Хотя тут не плакать – тут петь надо было. От счастья. Этаж был невысокий. А внизу – тент террасы. Аня, конечно, приложилась об асфальт. Но не насмерть. И даже не сломала позвоночник. Она сломала ногу. Еще, кажется, у нее было сотрясение мозга и еще какой-то плевый перелом: ключица, кажется. Но пока это выяснили, Верины чувства можно представить.
Борис поехал в больницу, практически спрыгнув с Наташи. Свечку им я, безусловно, не держал. Просто ждал Бориса внизу в машине. Вместе мы ехали и в больницу. Он молчал и смотрел в окно.
Потом галопом понесся Вере навстречу. Лицо у нее было то еще. Она готова была его убить. Серьезно, думаю, их браку наступал конец. По Вере это видно было. У нее в ту минуту слово «развод» практически стояло в зубах.
Я еще удивился, что Борис не сбавил прыть. Лицо такое проникновенное, бля. Он прямо-таки летел к ней, как человек, которого жаждут видеть. Как Ромео к Джульетте.
И сказал ей… Быстро, как будто спешил заткнуть ей рот своими словами – пока лишнего и первой не сказала Вера. А сказал он ей примерно следующее:
«Верочка, мы сейчас работаем над тем, чтобы машину не показали в новостях, потому что там все плохо, но главное, бронированное стекло выдержало, а потом его уже подстрелила моя охрана, и ты же видишь, что со мной все в порядке».
Я так и охерел.
«Вот Петя подтвердит».
У меня челюсть реально упала до пола, вымытого с хлоркой.
Вера уставилась на меня. Но приняла выражение на моей морде за глубокий шок.
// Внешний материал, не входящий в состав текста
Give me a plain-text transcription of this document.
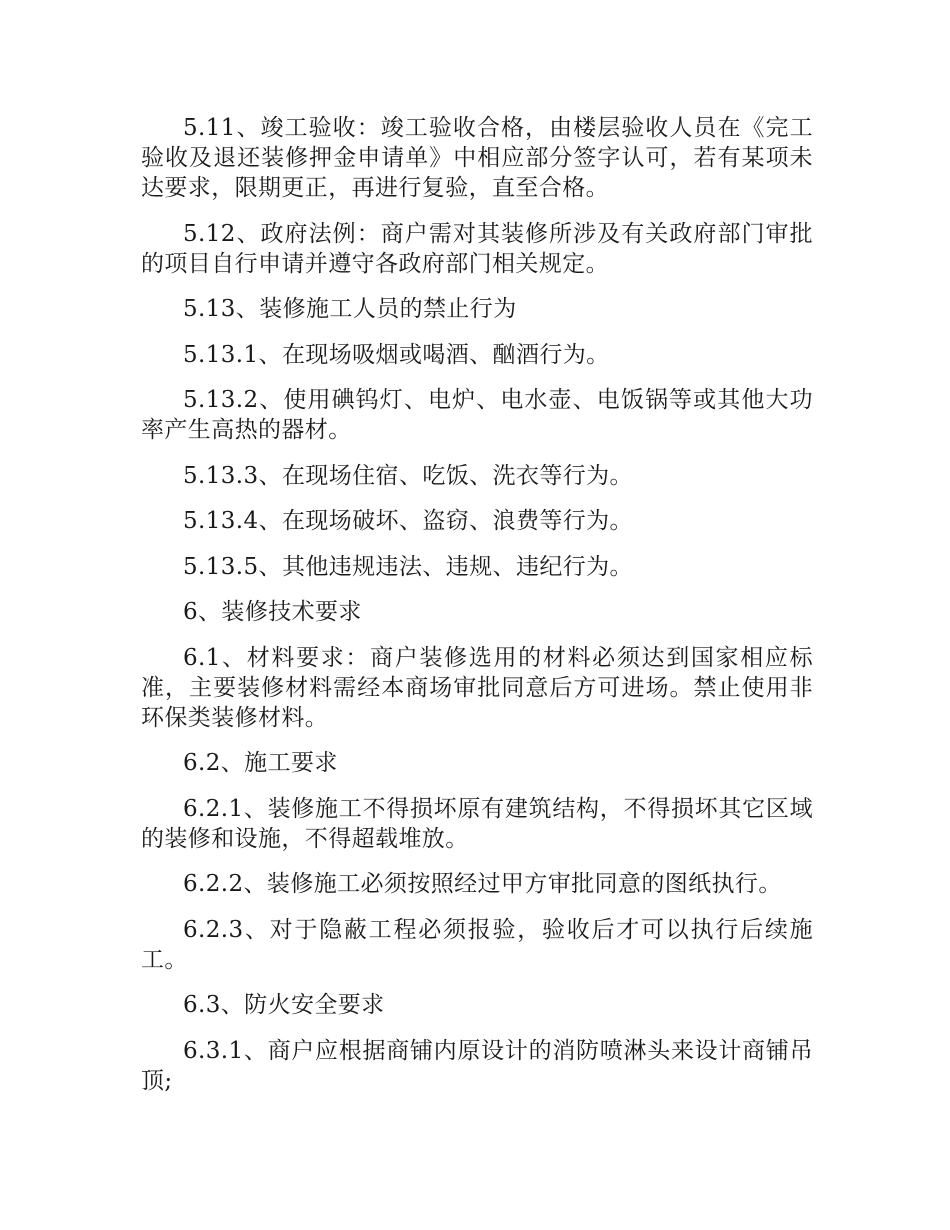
5.11、竣工验收：竣工验收合格，由楼层验收人员在《完工验收及退还装修押金申请单》中相应部分签字认可，若有某项未达要求，限期更正，再进行复验，直至合格。

5.12、政府法例：商户需对其装修所涉及有关政府部门审批的项目自行申请并遵守各政府部门相关规定。

5.13、装修施工人员的禁止行为

5.13.1、在现场吸烟或喝酒、酗酒行为。

5.13.2、使用碘钨灯、电炉、电水壶、电饭锅等或其他大功率产生高热的器材。

5.13.3、在现场住宿、吃饭、洗衣等行为。

5.13.4、在现场破坏、盗窃、浪费等行为。

5.13.5、其他违规违法、违规、违纪行为。

6、装修技术要求

6.1、材料要求：商户装修选用的材料必须达到国家相应标准，主要装修材料需经本商场审批同意后方可进场。禁止使用非环保类装修材料。

6.2、施工要求

6.2.1、装修施工不得损坏原有建筑结构，不得损坏其它区域的装修和设施，不得超载堆放。

6.2.2、装修施工必须按照经过甲方审批同意的图纸执行。

6.2.3、对于隐蔽工程必须报验，验收后才可以执行后续施工。

6.3、防火安全要求

6.3.1、商户应根据商铺内原设计的消防喷淋头来设计商铺吊顶;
То есть это и был глубокий шок. Но не от того, на что подумала Вера.
Она всхлипнула, схватилась ладонью за рот. И зарыдала – Борису уже в плечо.
Она теперь за него боялась больше, чем за Аню.
Я же стоял столбом, глядел на них обнявшихся и думал только: охуеть. Какой Борис… не мудак, нет. Какой – находчивый.
Потом я видел, как они стояли у постели Ани. Держались за руки. Пара супругов-голубков. А у меня в голове по-прежнему крутилось только одно: охуеть.
Если вам уже кажется, что я им немного восхищаюсь, то вы ошибаетесь: я им восхищаюсь по-настоящему. Именно поэтому считаю, что место ему – за решеткой. Он – зло.
А зло искореняется не злом. Не силой. Его можно победить только правосудием.
В нашей стране оно гарантировано не всем. Но Борису я правый суд обещаю. С моей лично стороны.
Для меня это теперь сугубо личное дело: собрать полную картину того, что случилось – с Андреем. Да и с Ириной тоже.